Одинокий камень резко ударил в оконницу.
Шуйский встал и, отстранив кинувшегося было в перехват стремянного, пошел на жидких, как от болезни, подгибающихся ногах к выходу. Не дошел. Голоса на улице тронулись в ход, яростно споря, начали отдаляться от окон. Понял – уходят. Постояв у косяка, он сгорбился и нетвердо побрел назад, чуя всем телом противную мерзкую дрожь. На рати не бывало такого.
– Враз бы ехать, княже! – укорил стремянный.
Шуйский медленно поднял голову, долго глядел, не видя, потом отмолвил тихо и печально:
– Ты поди.
И, не дожидаясь, когда глухо бухнет за спиною дубовая дверь, вновь утупил очи долу.
Почти сорок лет верой-правдой служил Господину Великому Новугороду. Водил его рати, строил города. Тогда, при Василии Темном, казалось – одолеют Шемячичи. Нет, Москва одолела! Тверской князь, Литва – всех береглись. Не убереглись великого князя Московского! Сам митрополит и владыка Феофил за него. Видно, и Бог за него! Первый ли он изменяет? И где бояре, господа новогородские? Где Михайло Берденев, где Казимер, дважды чудом ушедший от плахи и заточения? Где Александр Самсонов, Федоров, Глухов? Попрятались! Что он! Служилый князь!

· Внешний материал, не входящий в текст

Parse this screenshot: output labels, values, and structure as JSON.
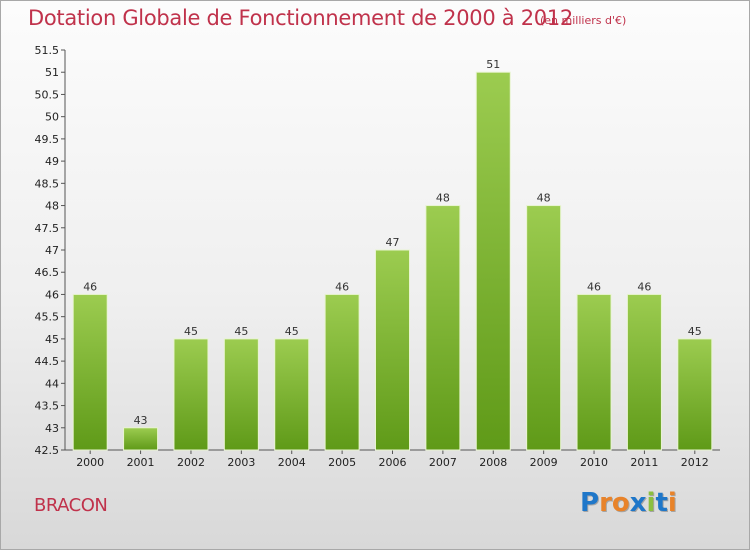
{
  "header": {
    "title": "Dotation Globale de Fonctionnement de 2000 à 2012",
    "subtitle": "(en milliers d'€)"
  },
  "footer": {
    "commune": "BRACON",
    "logo_letters": [
      "P",
      "r",
      "o",
      "x",
      "i",
      "t",
      "i"
    ],
    "logo_colors": [
      "#1f77c9",
      "#e8832a",
      "#e8832a",
      "#1f77c9",
      "#8cbf3f",
      "#1f77c9",
      "#e8832a"
    ]
  },
  "chart_data": {
    "type": "bar",
    "title": "Dotation Globale de Fonctionnement de 2000 à 2012",
    "subtitle": "(en milliers d'€)",
    "categories": [
      "2000",
      "2001",
      "2002",
      "2003",
      "2004",
      "2005",
      "2006",
      "2007",
      "2008",
      "2009",
      "2010",
      "2011",
      "2012"
    ],
    "values": [
      46,
      43,
      45,
      45,
      45,
      46,
      47,
      48,
      51,
      48,
      46,
      46,
      45
    ],
    "data_labels": [
      "46",
      "43",
      "45",
      "45",
      "45",
      "46",
      "47",
      "48",
      "51",
      "48",
      "46",
      "46",
      "45"
    ],
    "ylim": [
      42.5,
      51.5
    ],
    "yticks": [
      "42.5",
      "43",
      "43.5",
      "44",
      "44.5",
      "45",
      "45.5",
      "46",
      "46.5",
      "47",
      "47.5",
      "48",
      "48.5",
      "49",
      "49.5",
      "50",
      "50.5",
      "51",
      "51.5"
    ],
    "grid": false,
    "legend": "none",
    "bar_color_top": "#9ccc50",
    "bar_color_bottom": "#5f9a18"
  }
}
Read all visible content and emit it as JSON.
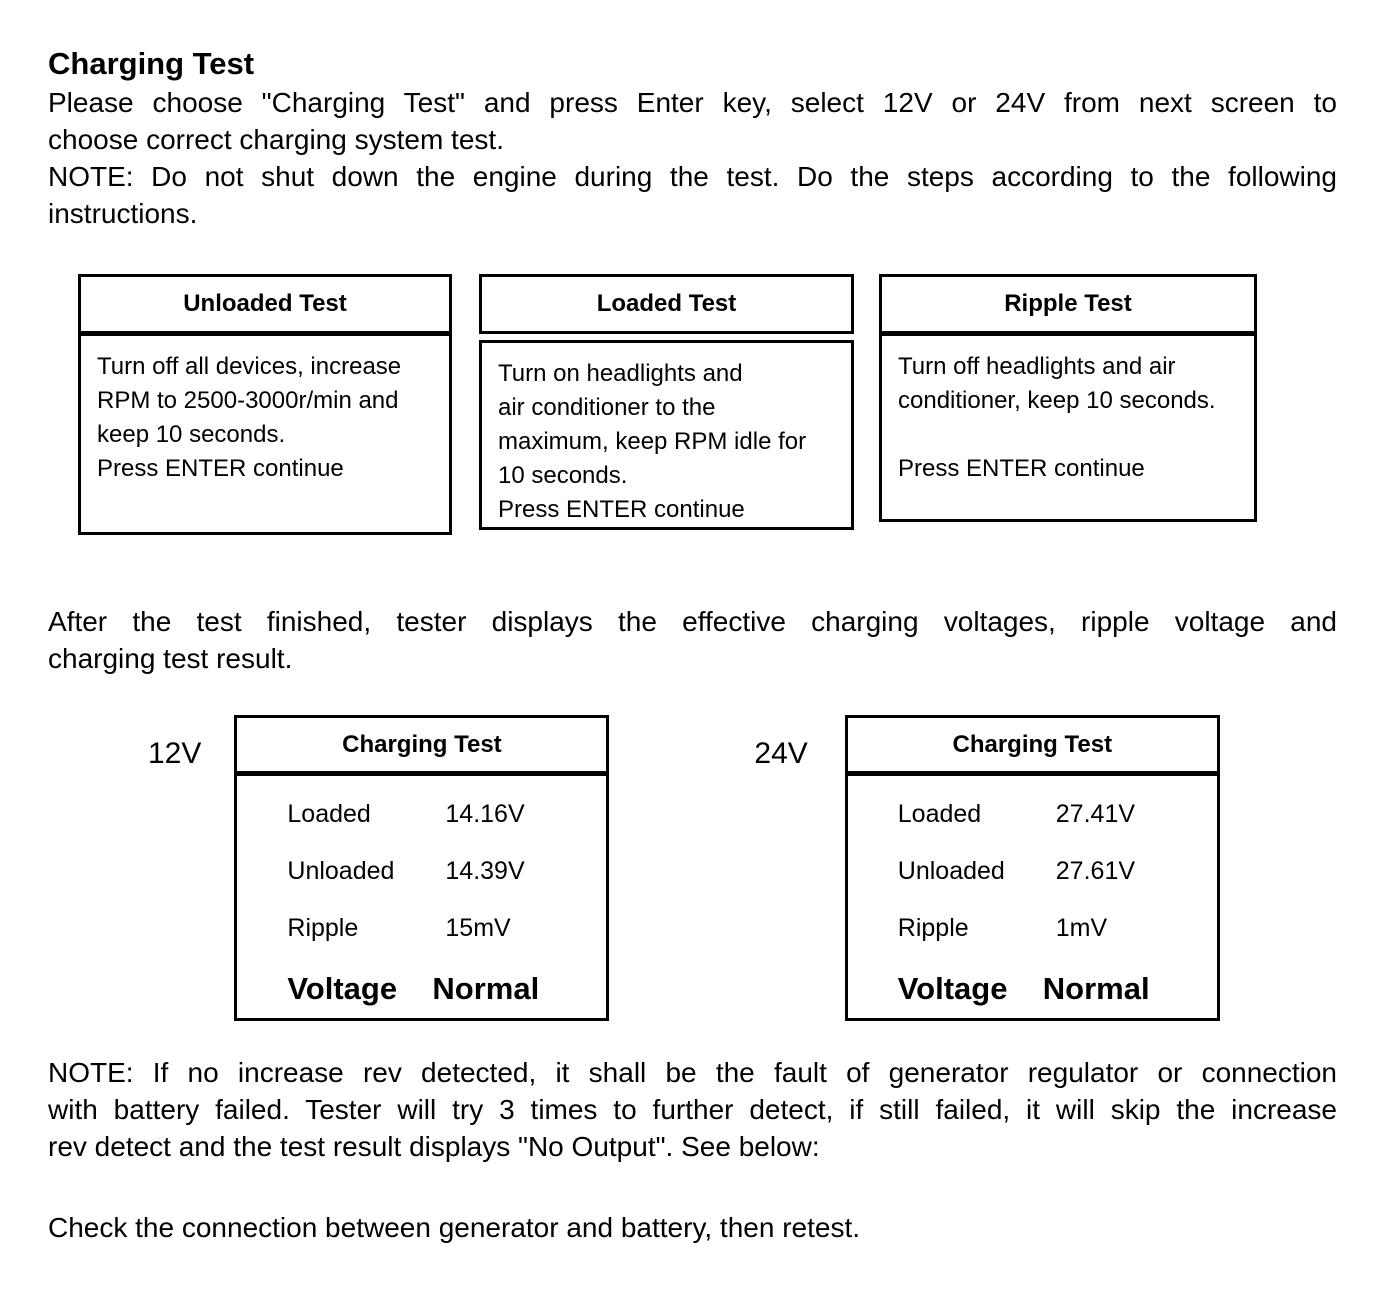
{
  "page": {
    "title": "Charging Test",
    "intro_lines": [
      "Please choose \"Charging Test\" and press Enter key, select 12V or 24V from next screen to",
      "choose correct charging system test."
    ],
    "note_top_lines": [
      "NOTE: Do not shut down the engine during the test. Do the steps according to the following",
      "instructions."
    ],
    "after_lines": [
      "After the test finished, tester displays the effective charging voltages, ripple voltage and",
      "charging test result."
    ],
    "note_bottom_lines": [
      "NOTE: If no increase rev detected, it shall be the fault of generator regulator or connection",
      "with battery failed. Tester will try 3 times to further detect, if still failed, it will skip the increase",
      "rev detect and the test result displays \"No Output\". See below:"
    ],
    "check_text": "Check the connection between generator and battery, then retest."
  },
  "test_boxes": [
    {
      "title": "Unloaded Test",
      "lines": [
        "Turn off all devices, increase",
        "RPM to 2500-3000r/min and",
        "keep 10 seconds.",
        "Press ENTER continue"
      ]
    },
    {
      "title": "Loaded Test",
      "lines": [
        "Turn on headlights and",
        "air conditioner to the",
        "maximum, keep RPM idle for",
        "10 seconds.",
        "Press ENTER continue"
      ]
    },
    {
      "title": "Ripple Test",
      "lines": [
        "Turn off headlights and air",
        "conditioner, keep 10 seconds.",
        "",
        "Press ENTER continue"
      ]
    }
  ],
  "results": [
    {
      "label": "12V",
      "screen_title": "Charging Test",
      "rows": [
        {
          "name": "Loaded",
          "value": "14.16V"
        },
        {
          "name": "Unloaded",
          "value": "14.39V"
        },
        {
          "name": "Ripple",
          "value": "15mV"
        }
      ],
      "status_name": "Voltage",
      "status_value": "Normal"
    },
    {
      "label": "24V",
      "screen_title": "Charging Test",
      "rows": [
        {
          "name": "Loaded",
          "value": "27.41V"
        },
        {
          "name": "Unloaded",
          "value": "27.61V"
        },
        {
          "name": "Ripple",
          "value": "1mV"
        }
      ],
      "status_name": "Voltage",
      "status_value": "Normal"
    }
  ]
}
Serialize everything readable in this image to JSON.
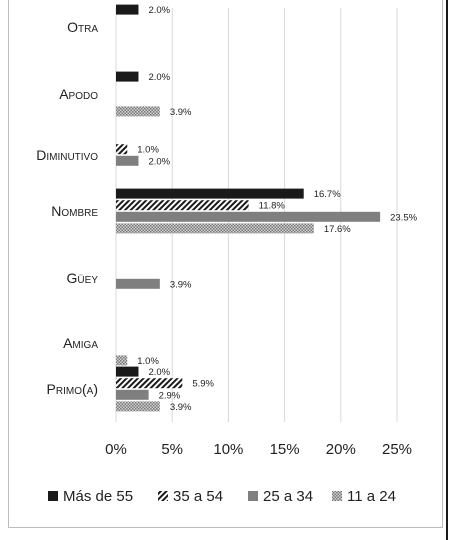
{
  "chart_data": {
    "type": "bar",
    "orientation": "horizontal",
    "categories": [
      "Otra",
      "Apodo",
      "Diminutivo",
      "Nombre",
      "Güey",
      "Amiga",
      "Primo(a)"
    ],
    "series": [
      {
        "name": "Más de 55",
        "values": [
          2.0,
          2.0,
          null,
          16.7,
          null,
          null,
          2.0
        ],
        "labels": [
          "2.0%",
          "2.0%",
          "",
          "16.7%",
          "",
          "",
          "2.0%"
        ],
        "color": "#1a1a1a",
        "pattern": "solid"
      },
      {
        "name": "35 a 54",
        "values": [
          null,
          null,
          1.0,
          11.8,
          null,
          null,
          5.9
        ],
        "labels": [
          "",
          "",
          "1.0%",
          "11.8%",
          "",
          "",
          "5.9%"
        ],
        "color": "#1a1a1a",
        "pattern": "diagonal"
      },
      {
        "name": "25 a 34",
        "values": [
          null,
          null,
          2.0,
          23.5,
          3.9,
          null,
          2.9
        ],
        "labels": [
          "",
          "",
          "2.0%",
          "23.5%",
          "3.9%",
          "",
          "2.9%"
        ],
        "color": "#7f7f7f",
        "pattern": "solid"
      },
      {
        "name": "11 a 24",
        "values": [
          null,
          3.9,
          null,
          17.6,
          null,
          1.0,
          3.9
        ],
        "labels": [
          "",
          "3.9%",
          "",
          "17.6%",
          "",
          "1.0%",
          "3.9%"
        ],
        "color": "#a6a6a6",
        "pattern": "dotted"
      }
    ],
    "xlim": [
      0,
      25
    ],
    "ticks": [
      "0%",
      "5%",
      "10%",
      "15%",
      "20%",
      "25%"
    ],
    "tick_values": [
      0,
      5,
      10,
      15,
      20,
      25
    ],
    "grid": true,
    "legend_position": "bottom"
  }
}
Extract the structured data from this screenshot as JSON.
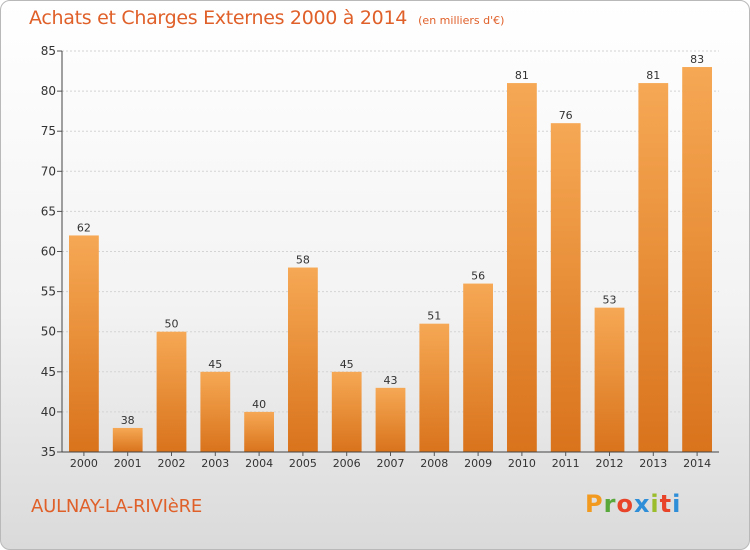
{
  "chart_data": {
    "type": "bar",
    "title": "Achats et Charges Externes 2000 à 2014",
    "subtitle": "(en milliers d'€)",
    "categories": [
      "2000",
      "2001",
      "2002",
      "2003",
      "2004",
      "2005",
      "2006",
      "2007",
      "2008",
      "2009",
      "2010",
      "2011",
      "2012",
      "2013",
      "2014"
    ],
    "values": [
      62,
      38,
      50,
      45,
      40,
      58,
      45,
      43,
      51,
      56,
      81,
      76,
      53,
      81,
      83
    ],
    "xlabel": "",
    "ylabel": "",
    "ylim": [
      35,
      85
    ],
    "yticks": [
      35,
      40,
      45,
      50,
      55,
      60,
      65,
      70,
      75,
      80,
      85
    ],
    "grid": true,
    "legend": "none",
    "colors": {
      "bar_light": "#f6a854",
      "bar_dark": "#d9731c",
      "title": "#e0602a"
    }
  },
  "footer": {
    "commune": "AULNAY-LA-RIVIèRE",
    "brand": "Proxiti",
    "brand_colors": [
      "#f29a1f",
      "#58a83c",
      "#e8442a",
      "#2f8ed8",
      "#9bbd2c",
      "#e8442a",
      "#2f8ed8"
    ]
  }
}
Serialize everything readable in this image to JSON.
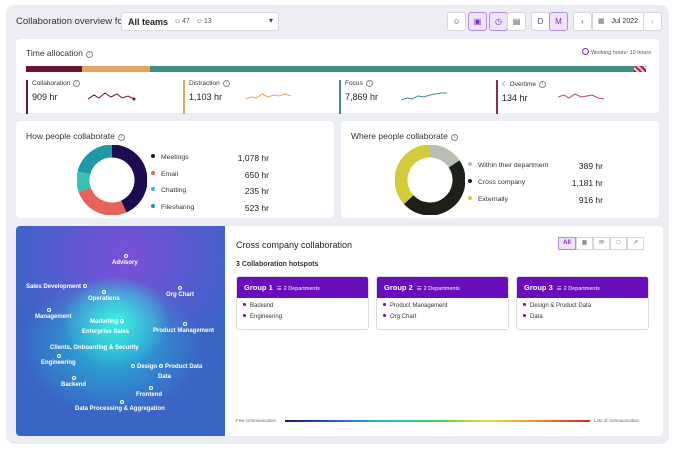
{
  "header": {
    "title": "Collaboration overview for",
    "team_select": "All teams",
    "people_count": "47",
    "group_count": "13",
    "period_d": "D",
    "period_m": "M",
    "date": "Jul 2022"
  },
  "time_allocation": {
    "title": "Time allocation",
    "working_hours": "Working hours: 10 hours",
    "bar_fractions": [
      0.09,
      0.11,
      0.78,
      0.02
    ],
    "colors": {
      "collaboration": "#6e1230",
      "distraction": "#e9a35a",
      "focus": "#3f8f86",
      "overtime": "#9b2743"
    },
    "stats": [
      {
        "label": "Collaboration",
        "value": "909 hr"
      },
      {
        "label": "Distraction",
        "value": "1,103 hr"
      },
      {
        "label": "Focus",
        "value": "7,869 hr"
      },
      {
        "label": "Overtime",
        "value": "134 hr"
      }
    ]
  },
  "how_people": {
    "title": "How people collaborate",
    "items": [
      {
        "label": "Meetings",
        "value": "1,078 hr",
        "color": "#1f0b52"
      },
      {
        "label": "Email",
        "value": "650 hr",
        "color": "#e8615a"
      },
      {
        "label": "Chatting",
        "value": "235 hr",
        "color": "#36c0b6"
      },
      {
        "label": "Filesharing",
        "value": "523 hr",
        "color": "#1e9aa6"
      }
    ]
  },
  "where_people": {
    "title": "Where people collaborate",
    "items": [
      {
        "label": "Within their department",
        "value": "389 hr",
        "color": "#b7c0b0"
      },
      {
        "label": "Cross company",
        "value": "1,181 hr",
        "color": "#1c2018"
      },
      {
        "label": "Externally",
        "value": "916 hr",
        "color": "#d2cc3a"
      }
    ]
  },
  "map": {
    "nodes": [
      "Advisory",
      "Sales Development",
      "Org Chart",
      "Operations",
      "Management",
      "Marketing",
      "Enterprise Sales",
      "Product Management",
      "Clients, Onboarding & Security",
      "Engineering",
      "Design",
      "Product Data",
      "Data",
      "Backend",
      "Frontend",
      "Data Processing & Aggregation"
    ]
  },
  "cross_company": {
    "title": "Cross company collaboration",
    "filter_all": "All",
    "hotspots": "3 Collaboration hotspots",
    "groups": [
      {
        "name": "Group 1",
        "depts": "2 Departments",
        "items": [
          "Backend",
          "Engineering"
        ]
      },
      {
        "name": "Group 2",
        "depts": "2 Departments",
        "items": [
          "Product Management",
          "Org Chart"
        ]
      },
      {
        "name": "Group 3",
        "depts": "2 Departments",
        "items": [
          "Design & Product Data",
          "Data"
        ]
      }
    ],
    "scale_low": "Few communication",
    "scale_high": "Lots of communication"
  }
}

Служить стало некому… В черных людях и то нестроение, кто за короля, кто за Московского князя! Пока еще льстит, предлагает службу Иван. На горькую удачу слишком осторожен великий князь, где можно согнуть – не ломит… Он не бежит, он честью объявил на вече, что слагает с себя службу новгородскую. Он и давеча не побежал, пошел было к мужикам… Все равно изменник. Общее было дело! Чье оно теперь стало? И чего ждет вот уже второй день сложивший с себя целование Господину Великому Новгороду служилый князь Василий Васильевич Шуйский? Почто не едет прочь?
Знал, чего ждет. Кого ждет. И когда, проскрипев по снегу, на улице остановились сани, не удивился, понял сразу, пошел встречать.
Марфа Ивановна тоже сдала, за голодные недели, видно. Углубились морщины, губы сморщились, круги под глазами – совсем старуха. Глаза только в темных глазницах по-прежнему горят неукротимо.
– Думала, приедешь проститься, князь! Сколько лет заодно думу думали! – сказала Марфа, входя и опуская плат с головы.
– Прости, Ивановна! – потупился Шуйский, провожая ее к столу.
Он кивнул было слуге, но Марфа потрясла головой:
– Трапезовать у тебя не буду, не за тем приехала. Чужие мы стали, Василий!
– Я сделал, что мог, – с болью выговорил Шуйский, морща лицо. – Все отказались уже! Захарьинич с Коробом твоим, смотри, доторговались, совсем город продали! Ратные бегут или мрут на стенах, а у московской рати всего довольно, хлеб из Плескова везут! Я, Ивановна, дрался ищо, когда ты была молода. Дрался и с великим князем Василием, и с Иваном, на Двины. С поля не бегивал, а ныне… Сила не наша теперь!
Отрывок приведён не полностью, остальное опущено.